Have you watched the 1993 movie Six Degrees of Separation? It's a brilliant film that explores the notion that we are all connected by six or fewer human links. It features wonderful performances by Will Smith, Stockard Channing, and Donald Sutherland and is set in New York City.
It's funny, dramatic, and surprising. If you've not seen the movie, please watch it soon.
A few years after Six Degrees of Separation came out, I found myself in a book store in Taos, New Mexico. I'm not usually a chatty person, but I enjoyed a long discussion with the shop's owner, Lucile. She connected me to an artist I admire, Georgia O'Keefe.
Here's a short piece I wrote after meeting Lucile.
Four Degrees of Separation
Artist Georgia O’Keefe first visited New Mexico in 1917. She returned in 1929 for four months during the summer. She stayed in the Taos area at the home of Mabel Dodge Luhan’s Pink House, a small adobe guesthouse across a field from Luhan’s main residence. O’Keeffe also rented a tiny studio next to a stream to interpret and paint the wild and wonderful landscape. It was during this trip she visited Ghost Ranch in Abiqui for the first time. Eleven years later she bought her now famous property with its breathtaking view of the Cerro Pedernal (Spanish for flint hill).
Taos resident Mabel Dodge Luhan was a former easterner, wealthy socialite, and arts patron. She was celebrated for the avant-garde and intellectual mix of people she hosted at her sprawling hacienda she called Los Gallos (the roosters). Aside from O’Keeffe, a few of her famous house guests included writer D. H. Lawrence, photographer Ansel Adams, Psychologist Carl Jung, and actress Greta Garbo. After moving to Taos, Mabel divorced Maurice, her third husband, and married Tony Luhan, a tall, handsome, and influential member of the Taos Pueblo.
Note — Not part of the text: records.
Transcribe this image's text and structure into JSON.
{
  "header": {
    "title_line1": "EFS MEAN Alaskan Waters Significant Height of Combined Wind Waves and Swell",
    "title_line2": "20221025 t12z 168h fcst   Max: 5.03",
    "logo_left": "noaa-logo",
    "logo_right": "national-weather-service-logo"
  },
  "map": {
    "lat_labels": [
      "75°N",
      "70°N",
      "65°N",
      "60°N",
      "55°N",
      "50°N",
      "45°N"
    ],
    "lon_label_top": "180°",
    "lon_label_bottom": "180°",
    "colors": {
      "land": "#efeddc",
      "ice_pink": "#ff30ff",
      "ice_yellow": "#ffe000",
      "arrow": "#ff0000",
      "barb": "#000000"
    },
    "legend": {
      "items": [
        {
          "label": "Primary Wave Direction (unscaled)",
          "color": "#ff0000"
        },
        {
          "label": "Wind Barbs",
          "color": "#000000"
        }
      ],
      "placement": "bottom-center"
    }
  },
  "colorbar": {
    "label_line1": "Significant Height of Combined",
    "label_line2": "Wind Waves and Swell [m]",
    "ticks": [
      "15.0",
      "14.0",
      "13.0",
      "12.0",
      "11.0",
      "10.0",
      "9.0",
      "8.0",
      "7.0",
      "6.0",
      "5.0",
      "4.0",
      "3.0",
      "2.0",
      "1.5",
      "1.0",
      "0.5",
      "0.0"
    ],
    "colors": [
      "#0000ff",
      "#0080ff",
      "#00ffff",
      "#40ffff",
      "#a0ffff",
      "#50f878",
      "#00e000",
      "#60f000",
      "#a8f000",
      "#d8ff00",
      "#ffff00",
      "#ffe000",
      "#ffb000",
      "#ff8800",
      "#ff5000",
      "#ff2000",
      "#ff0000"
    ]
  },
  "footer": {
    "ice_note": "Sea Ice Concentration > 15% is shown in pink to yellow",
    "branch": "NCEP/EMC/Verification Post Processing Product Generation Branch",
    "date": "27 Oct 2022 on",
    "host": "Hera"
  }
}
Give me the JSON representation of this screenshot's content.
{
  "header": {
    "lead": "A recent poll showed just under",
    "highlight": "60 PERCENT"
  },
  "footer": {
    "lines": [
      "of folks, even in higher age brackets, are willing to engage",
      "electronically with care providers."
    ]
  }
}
Robert, a native-born Taos resident, was a driver for both Mabel Dodge Luhan and Tony Luhan in the late 1940s. Robert began driving for them when he was only fourteen years old, as licenses were not required. One day, while Robert was driving Mabel, she pointed to a piece of property adjacent and across the street from her main house and asked Robert what she should do with the property. Robert said it that there was an excellent spot for a house toward the back of the property. Mabel later gave the property to Robert, or rather to Robert’s father with the stipulation it be given to Robert when he came of legal age. Robert built his dream house on the property many years later for he and his wife Lucile. They sold their previous home to the famous Taos artist R. C. Gorman.
Lucile was the owner of a used bookstore one block off the plaza in downtown Taos. She had operated this small and overstuffed book gallery, as she called it, for over 25 years. Lucile had lived in Taos since her family moved there when she was four years old. She knew all the local writers and credited her loyal customers for enabling her to stay open through many building owners who imposed daunting rent hikes.
I met Lucile on a hot summer day in July 2005 while attending the Taos Writer’s Workshop. I was looking for a book about Roswell, New Mexico, and left with two books and an interesting story.
Four degrees of separation between Georgia O’Keeffe and me.